Increasingly, researchers in rare disease have come to recognize that the breakthrough to treatments for one disorder may lie in the insights provided in a different disorder. To enable these types of insights, data needs to be structured to ensure that it can be connected and interoperable. Unfortunately, too often rare disease researchers have their hands tied with their own protocols and well-intentioned protections of participants ensuring they would not share the data they collect.
RARE-X knows rare diseases know no borders. It also knows that rare and ultra-rare diseases can be heterogeneous and that it’s critical to get data from a large enough sample of participants to provide meaningful insights. Too often, research studies based on small patient samples are not representative of the true broad population with a given condition. As the patient population grows, the insights are not updated quickly enough to provide the newest insights. RARE-X wants to ensure it’s reaching as many patients as possible and opening up the research realm by helping scientists connect to patients they would not otherwise know existed or did not have access to.
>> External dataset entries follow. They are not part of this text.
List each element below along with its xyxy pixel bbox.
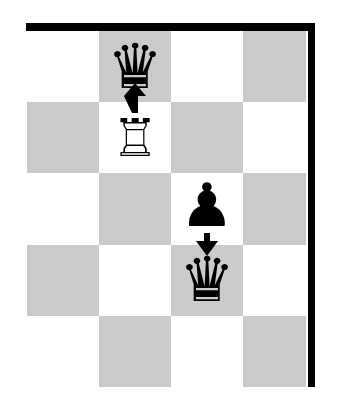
chess-diagram: ♛♖♟♛ bbox=[0, 0, 342, 416]
black-pawn-piece[interactable]: ♟ bbox=[180, 175, 234, 235]
square-r3-c1 bbox=[27, 173, 99, 244]
square-r2-c1 bbox=[27, 102, 99, 173]
board-border-right bbox=[306, 31, 315, 387]
square-r1-c3 bbox=[171, 31, 243, 102]
square-r3-c4 bbox=[243, 173, 315, 244]
square-r2-c4 bbox=[243, 102, 315, 173]
square-r2-c3 bbox=[171, 102, 243, 173]
move-arrow-down bbox=[194, 233, 220, 256]
white-rook-piece[interactable]: ♖ bbox=[112, 112, 159, 164]
square-r5-c3 bbox=[171, 316, 243, 387]
move-arrow-up bbox=[122, 83, 148, 114]
board-border-top bbox=[26, 23, 315, 31]
chessboard bbox=[27, 31, 315, 387]
square-r5-c1 bbox=[27, 316, 99, 387]
square-r4-c4 bbox=[243, 245, 315, 316]
square-r3-c2 bbox=[99, 173, 171, 244]
square-r1-c4 bbox=[243, 31, 315, 102]
black-queen-piece[interactable]: ♛ bbox=[179, 249, 235, 311]
square-r4-c1 bbox=[27, 245, 99, 316]
square-r5-c4 bbox=[243, 316, 315, 387]
square-r1-c1 bbox=[27, 31, 99, 102]
square-r4-c2 bbox=[99, 245, 171, 316]
square-r5-c2 bbox=[99, 316, 171, 387]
RARE-X believes that by lowering barriers to participation for rare disease patients while protecting their privacy and allowing them to retain ownership of their own data, RARE-X will discover patients where they are (location, education level, engagement abilities), rather than relying on an academic center of excellence to identify them. This will help researchers access a larger pool of patients with a given disorder, accelerate the enrollment of clinical trials, and help entice biopharmaceutical companies to pursue treatment for disorders by helping them better understand the size of a patient population and the nature of a condition. RARE-X’s goal is to get to as many patients as possible that may never have been identified or able to otherwise say, “I am here, and I would like to give data about myself and what it’s like to live with this condition.”
With an estimated 9,500 rare diseases, looking at them one at a time will not be the best approach to yielding the answers patients seek. Looking across rare disease can make it possible for researchers to understand correlations between diseases and may reveal common biologic pathways, shared features, or common mechanisms underlying different conditions.
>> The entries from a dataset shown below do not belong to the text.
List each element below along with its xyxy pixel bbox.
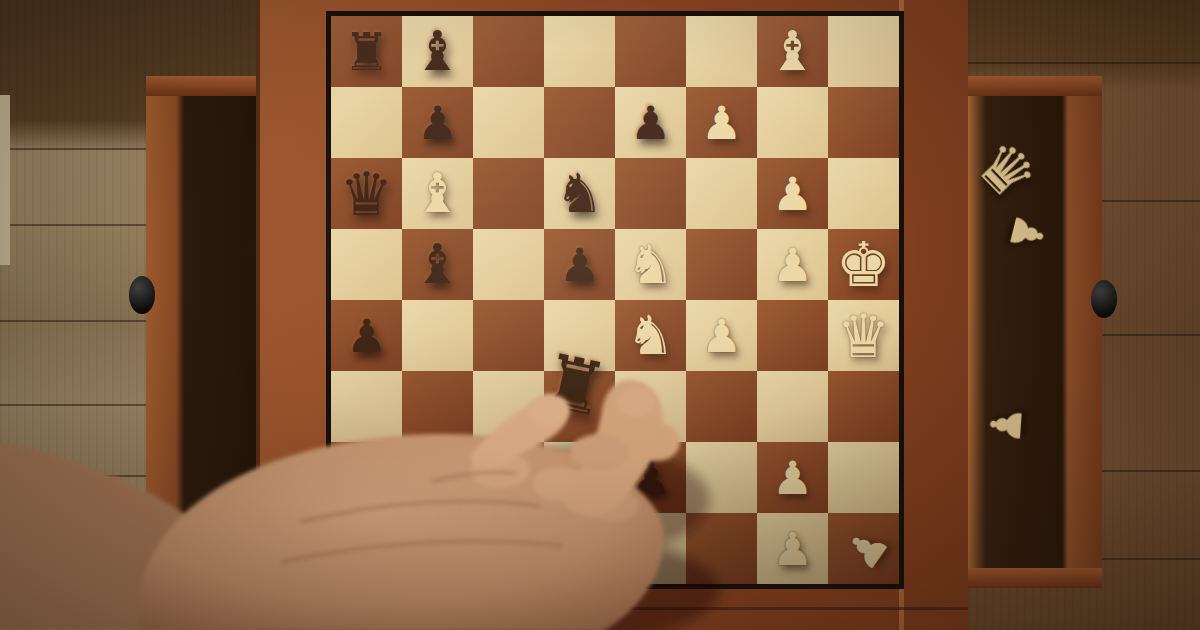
square-b7[interactable]: ♟: [402, 87, 473, 158]
white-pawn-g6[interactable]: ♟: [772, 171, 813, 217]
square-h8[interactable]: [828, 16, 899, 87]
square-e5[interactable]: ♞: [615, 229, 686, 300]
white-pawn-f4[interactable]: ♟: [701, 313, 742, 359]
black-bishop-b8[interactable]: ♝: [413, 24, 462, 79]
square-h1[interactable]: ♟: [828, 513, 899, 584]
black-pawn-e2[interactable]: ♟: [630, 455, 671, 501]
square-e7[interactable]: ♟: [615, 87, 686, 158]
square-c6[interactable]: [473, 158, 544, 229]
black-rook-a8[interactable]: ♜: [343, 26, 390, 78]
square-b4[interactable]: [402, 300, 473, 371]
square-b2[interactable]: [402, 442, 473, 513]
square-b1[interactable]: [402, 513, 473, 584]
black-pawn-b7[interactable]: ♟: [417, 100, 458, 146]
square-h4[interactable]: ♛: [828, 300, 899, 371]
right-drawer-edge: [968, 76, 1102, 96]
square-h6[interactable]: [828, 158, 899, 229]
table-wood-highlight: [0, 95, 10, 265]
square-c2[interactable]: [473, 442, 544, 513]
captured-white-pawn[interactable]: ♟: [985, 405, 1030, 445]
square-a8[interactable]: ♜: [331, 16, 402, 87]
square-e2[interactable]: ♟: [615, 442, 686, 513]
square-b6[interactable]: ♝: [402, 158, 473, 229]
square-c5[interactable]: [473, 229, 544, 300]
square-g2[interactable]: ♟: [757, 442, 828, 513]
board-border: ♜♝♝♟♟♟♛♝♞♟♝♟♞♟♚♟♞♟♛♟♟♟♟: [326, 11, 904, 589]
white-pawn-h1[interactable]: ♟: [838, 520, 897, 578]
square-d1[interactable]: [544, 513, 615, 584]
chess-board: ♜♝♝♟♟♟♛♝♞♟♝♟♞♟♚♟♞♟♛♟♟♟♟: [331, 16, 899, 584]
square-g1[interactable]: ♟: [757, 513, 828, 584]
right-drawer-knob[interactable]: [1091, 280, 1117, 318]
square-h7[interactable]: [828, 87, 899, 158]
black-pawn-d5[interactable]: ♟: [559, 242, 600, 288]
square-c4[interactable]: [473, 300, 544, 371]
square-f4[interactable]: ♟: [686, 300, 757, 371]
square-a7[interactable]: [331, 87, 402, 158]
square-c1[interactable]: [473, 513, 544, 584]
square-h5[interactable]: ♚: [828, 229, 899, 300]
square-d8[interactable]: [544, 16, 615, 87]
square-a3[interactable]: [331, 371, 402, 442]
square-g7[interactable]: [757, 87, 828, 158]
white-bishop-g8[interactable]: ♝: [768, 24, 817, 79]
white-pawn-g2[interactable]: ♟: [772, 455, 813, 501]
square-c3[interactable]: [473, 371, 544, 442]
square-f8[interactable]: [686, 16, 757, 87]
chess-box: ♜♝♝♟♟♟♛♝♞♟♝♟♞♟♚♟♞♟♛♟♟♟♟: [256, 0, 968, 630]
left-drawer-knob[interactable]: [129, 276, 155, 314]
square-h3[interactable]: [828, 371, 899, 442]
square-g8[interactable]: ♝: [757, 16, 828, 87]
square-g3[interactable]: [757, 371, 828, 442]
square-d6[interactable]: ♞: [544, 158, 615, 229]
square-a4[interactable]: ♟: [331, 300, 402, 371]
square-f6[interactable]: [686, 158, 757, 229]
square-b5[interactable]: ♝: [402, 229, 473, 300]
white-knight-e5[interactable]: ♞: [626, 238, 674, 292]
square-e3[interactable]: [615, 371, 686, 442]
square-f5[interactable]: [686, 229, 757, 300]
square-g6[interactable]: ♟: [757, 158, 828, 229]
square-h2[interactable]: [828, 442, 899, 513]
black-pawn-a4[interactable]: ♟: [346, 313, 387, 359]
square-g4[interactable]: [757, 300, 828, 371]
white-bishop-b6[interactable]: ♝: [413, 166, 462, 221]
scene: ♛ ♟ ♟ ♜♝♝♟♟♟♛♝♞♟♝♟♞♟♚♟♞♟♛♟♟♟♟: [0, 0, 1200, 630]
square-c8[interactable]: [473, 16, 544, 87]
square-e4[interactable]: ♞: [615, 300, 686, 371]
left-drawer[interactable]: [146, 76, 258, 588]
white-king-h5[interactable]: ♚: [836, 234, 892, 296]
square-d7[interactable]: [544, 87, 615, 158]
square-b3[interactable]: [402, 371, 473, 442]
square-e1[interactable]: [615, 513, 686, 584]
square-f1[interactable]: [686, 513, 757, 584]
left-drawer-edge: [146, 76, 258, 96]
square-d5[interactable]: ♟: [544, 229, 615, 300]
white-knight-e4[interactable]: ♞: [626, 309, 674, 363]
square-a1[interactable]: [331, 513, 402, 584]
square-f7[interactable]: ♟: [686, 87, 757, 158]
black-pawn-e7[interactable]: ♟: [630, 100, 671, 146]
square-a5[interactable]: [331, 229, 402, 300]
square-c7[interactable]: [473, 87, 544, 158]
white-pawn-g1[interactable]: ♟: [772, 526, 813, 572]
square-e6[interactable]: [615, 158, 686, 229]
white-pawn-f7[interactable]: ♟: [701, 100, 742, 146]
square-g5[interactable]: ♟: [757, 229, 828, 300]
square-b8[interactable]: ♝: [402, 16, 473, 87]
square-f3[interactable]: [686, 371, 757, 442]
black-knight-d6[interactable]: ♞: [555, 167, 603, 221]
square-e8[interactable]: [615, 16, 686, 87]
square-a6[interactable]: ♛: [331, 158, 402, 229]
white-queen-h4[interactable]: ♛: [837, 306, 891, 366]
black-bishop-b5[interactable]: ♝: [413, 237, 462, 292]
square-d2[interactable]: [544, 442, 615, 513]
black-queen-a6[interactable]: ♛: [340, 164, 394, 224]
white-pawn-g5[interactable]: ♟: [772, 242, 813, 288]
square-f2[interactable]: [686, 442, 757, 513]
square-a2[interactable]: [331, 442, 402, 513]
The RARE-X platform makes this possible. The governance of the data it houses enables patients to choose to allow researchers to leverage RARE-X housed data across diseases to help find patterns and answers that might not otherwise be possible to pursue
RARE-X has built a data-collection program with a technical platform and governance that enables a new generation of research that moves beyond an isolated researcher looking at a single disease to a collaborative and cross-disciplinary approach where biomedical researchers, bioinformaticians, computer scientists, data scientists, mathematicians, and others can contribute their unique talents to solving challenges of diagnosing, treating, and curing rare diseases. The status quo won’t support the future of research. RARE-X will continue to work to leverage technology in innovative ways to accelerate advances that only a few years ago would have been unimaginable.